We grew a lot of winter squash, and some summer squash, and then we also had volunteer squash from 2012. Plants came up in the garden at different spots and we just let them grow. They were mostly summer squash from our 2012 plantings of green zucchini (courgettes) and yellow squash.
The volunteers were from plants that had hybridized, I guess, because they were basically yellow but with green ends on them. They were shaped like zucchini. They grew very big, and we assumed they were too big to be edible. They seemed to have become gourds. Until we tried one...
Callie was pretty interested in what I was doing — getting the rings ready for the oven.
Yesterday I cooked the last big hybrid summer/winter (autumn?) squash according to an idea that I got from Ms. Lemon's cooking blog, here. Ms. Lemon lives in Southern California, I believe. I don't know her but I'm happy to have found her blog when she left a comment on my recent post about Jacques Pépin.
What you do is cut the long sausage-shaped squash — a summer or winter variety — into 2-inch (5 cm) thick slices. You then use a knife or spoon to remove the seeds and pulp at the core of each ring, hollowing it out so that you can put stuffing in the hole. Lay the rigs on one of the cut sides, and then fill them with stuffing.

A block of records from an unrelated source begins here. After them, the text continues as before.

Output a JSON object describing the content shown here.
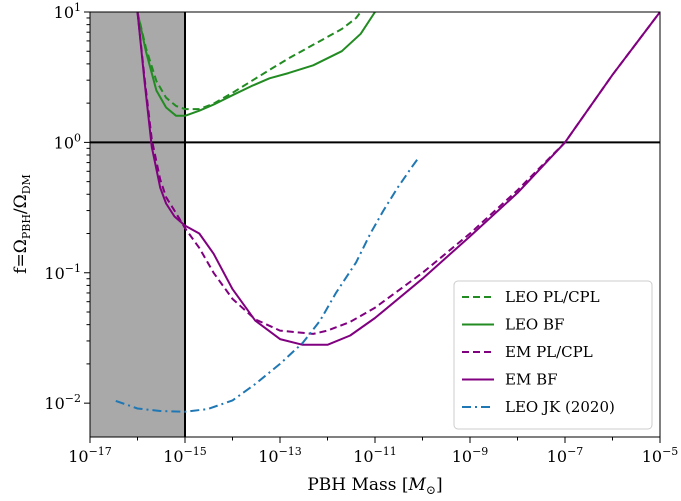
{
  "chart_data": {
    "type": "line",
    "xlabel": "PBH Mass [M⊙]",
    "ylabel": "f=Ω_PBH/Ω_DM",
    "xscale": "log",
    "yscale": "log",
    "xlim": [
      1e-17,
      1e-05
    ],
    "ylim": [
      0.0055,
      10
    ],
    "grid": false,
    "legend_position": "lower-right",
    "x_ticks": [
      {
        "value": 1e-17,
        "base": "10",
        "exp": "−17"
      },
      {
        "value": 1e-15,
        "base": "10",
        "exp": "−15"
      },
      {
        "value": 1e-13,
        "base": "10",
        "exp": "−13"
      },
      {
        "value": 1e-11,
        "base": "10",
        "exp": "−11"
      },
      {
        "value": 1e-09,
        "base": "10",
        "exp": "−9"
      },
      {
        "value": 1e-07,
        "base": "10",
        "exp": "−7"
      },
      {
        "value": 1e-05,
        "base": "10",
        "exp": "−5"
      }
    ],
    "y_ticks": [
      {
        "value": 10,
        "base": "10",
        "exp": "1"
      },
      {
        "value": 1,
        "base": "10",
        "exp": "0"
      },
      {
        "value": 0.1,
        "base": "10",
        "exp": "−1"
      },
      {
        "value": 0.01,
        "base": "10",
        "exp": "−2"
      }
    ],
    "shaded_region": {
      "x": [
        1e-17,
        1e-15
      ],
      "color": "#a9a9a9"
    },
    "reference_lines": [
      {
        "orientation": "horizontal",
        "value": 1,
        "color": "#000000"
      },
      {
        "orientation": "vertical",
        "value": 1e-15,
        "color": "#000000"
      }
    ],
    "series": [
      {
        "name": "LEO PL/CPL",
        "color": "#228b22",
        "style": "dashed",
        "points": [
          [
            1e-16,
            10
          ],
          [
            1.5e-16,
            5.3
          ],
          [
            2.5e-16,
            2.95
          ],
          [
            4e-16,
            2.2
          ],
          [
            6.5e-16,
            1.9
          ],
          [
            1e-15,
            1.8
          ],
          [
            2e-15,
            1.8
          ],
          [
            4e-15,
            1.98
          ],
          [
            1e-14,
            2.4
          ],
          [
            2.5e-14,
            2.95
          ],
          [
            6e-14,
            3.6
          ],
          [
            1.5e-13,
            4.4
          ],
          [
            5e-13,
            5.6
          ],
          [
            2e-12,
            7.4
          ],
          [
            4e-12,
            9.0
          ],
          [
            5e-12,
            10
          ]
        ]
      },
      {
        "name": "LEO BF",
        "color": "#228b22",
        "style": "solid",
        "points": [
          [
            1e-16,
            10
          ],
          [
            1.5e-16,
            5.0
          ],
          [
            2.5e-16,
            2.5
          ],
          [
            4e-16,
            1.85
          ],
          [
            6.5e-16,
            1.6
          ],
          [
            1e-15,
            1.6
          ],
          [
            2e-15,
            1.75
          ],
          [
            4e-15,
            1.95
          ],
          [
            1e-14,
            2.3
          ],
          [
            2.5e-14,
            2.7
          ],
          [
            6e-14,
            3.1
          ],
          [
            1.5e-13,
            3.4
          ],
          [
            5e-13,
            3.9
          ],
          [
            2e-12,
            5.0
          ],
          [
            5e-12,
            6.8
          ],
          [
            1e-11,
            10
          ]
        ]
      },
      {
        "name": "EM PL/CPL",
        "color": "#800080",
        "style": "dashed",
        "points": [
          [
            1e-16,
            10
          ],
          [
            1.4e-16,
            3.2
          ],
          [
            2e-16,
            1.05
          ],
          [
            3e-16,
            0.52
          ],
          [
            4e-16,
            0.38
          ],
          [
            6e-16,
            0.3
          ],
          [
            1e-15,
            0.22
          ],
          [
            2e-15,
            0.155
          ],
          [
            4e-15,
            0.1
          ],
          [
            1e-14,
            0.063
          ],
          [
            3e-14,
            0.044
          ],
          [
            1e-13,
            0.036
          ],
          [
            5e-13,
            0.034
          ],
          [
            1e-12,
            0.036
          ],
          [
            3e-12,
            0.042
          ],
          [
            1e-11,
            0.054
          ],
          [
            1e-10,
            0.1
          ],
          [
            1e-09,
            0.2
          ],
          [
            1e-08,
            0.43
          ],
          [
            1e-07,
            1.0
          ],
          [
            1e-06,
            3.3
          ],
          [
            1e-05,
            10
          ]
        ]
      },
      {
        "name": "EM BF",
        "color": "#800080",
        "style": "solid",
        "points": [
          [
            1e-16,
            10
          ],
          [
            1.4e-16,
            3.0
          ],
          [
            2e-16,
            0.92
          ],
          [
            3e-16,
            0.45
          ],
          [
            4e-16,
            0.34
          ],
          [
            6e-16,
            0.27
          ],
          [
            1e-15,
            0.23
          ],
          [
            2e-15,
            0.2
          ],
          [
            4e-15,
            0.14
          ],
          [
            1e-14,
            0.075
          ],
          [
            3e-14,
            0.043
          ],
          [
            1e-13,
            0.031
          ],
          [
            3e-13,
            0.028
          ],
          [
            1e-12,
            0.028
          ],
          [
            3e-12,
            0.033
          ],
          [
            1e-11,
            0.045
          ],
          [
            1e-10,
            0.09
          ],
          [
            1e-09,
            0.19
          ],
          [
            1e-08,
            0.41
          ],
          [
            1e-07,
            1.0
          ],
          [
            1e-06,
            3.3
          ],
          [
            1e-05,
            10
          ]
        ]
      },
      {
        "name": "LEO JK (2020)",
        "color": "#1f77b4",
        "style": "dashdot",
        "points": [
          [
            3.5e-17,
            0.0104
          ],
          [
            1e-16,
            0.0091
          ],
          [
            3e-16,
            0.0087
          ],
          [
            1e-15,
            0.0086
          ],
          [
            3e-15,
            0.009
          ],
          [
            1e-14,
            0.0105
          ],
          [
            3e-14,
            0.014
          ],
          [
            1e-13,
            0.02
          ],
          [
            3e-13,
            0.029
          ],
          [
            7e-13,
            0.043
          ],
          [
            1.5e-12,
            0.07
          ],
          [
            4e-12,
            0.12
          ],
          [
            8e-12,
            0.2
          ],
          [
            1.5e-11,
            0.3
          ],
          [
            3e-11,
            0.45
          ],
          [
            6e-11,
            0.65
          ],
          [
            8e-11,
            0.75
          ]
        ]
      }
    ]
  }
}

I didn't know how much stuffing I would need but it worked out. I mounded the stuffing up and used it all to fill the six squash rings I had made. The ingredients were:
¾ cup dry couscous (180 ml)
1 cup or more hot water (240 ml or more)
2 small carrots, grated
1 small onion, finely chopped
6 or 8 mushrooms, finely chopped
½ cup of dried tomatoes, chopped
2 garlic cloves, finely chopped or pressed
1 tsp. fennel seeds
1 pinch cayenne pepper
1 pinch ground cloves
10 oz. ground pork, chicken, or turkey (300 g)
salt and pepper
smoked or sweet paprika, for dusting
Put the couscous in a 2-cup measure or large bowl and pour on the hot water. The couscous will absorb all the water and become light and fluffy. It's the base of the stuffing.
Sauté the carrot, onion, garlic, mushrooms, dried tomato, and spices (your choice of spices, really). Let that mixture cool and then mix it with the re-hydrated couscous and the ground meat. Add the eggs and mush everything together well, seasoning the stuffing to taste with salt and pepper.
Fill each squash ring with the stuffing mixture, mounding it up on top, and sprinkle each mound of stuffing with some paprika. Drizzle each squash ring with olive oil. Put the stuffed squash rings in a medium oven for 30 minutes or more, testing the squash with a skewer to make sure it's tender. Then turn the oven up higher to let the stuffing mounds brown a little. Serve.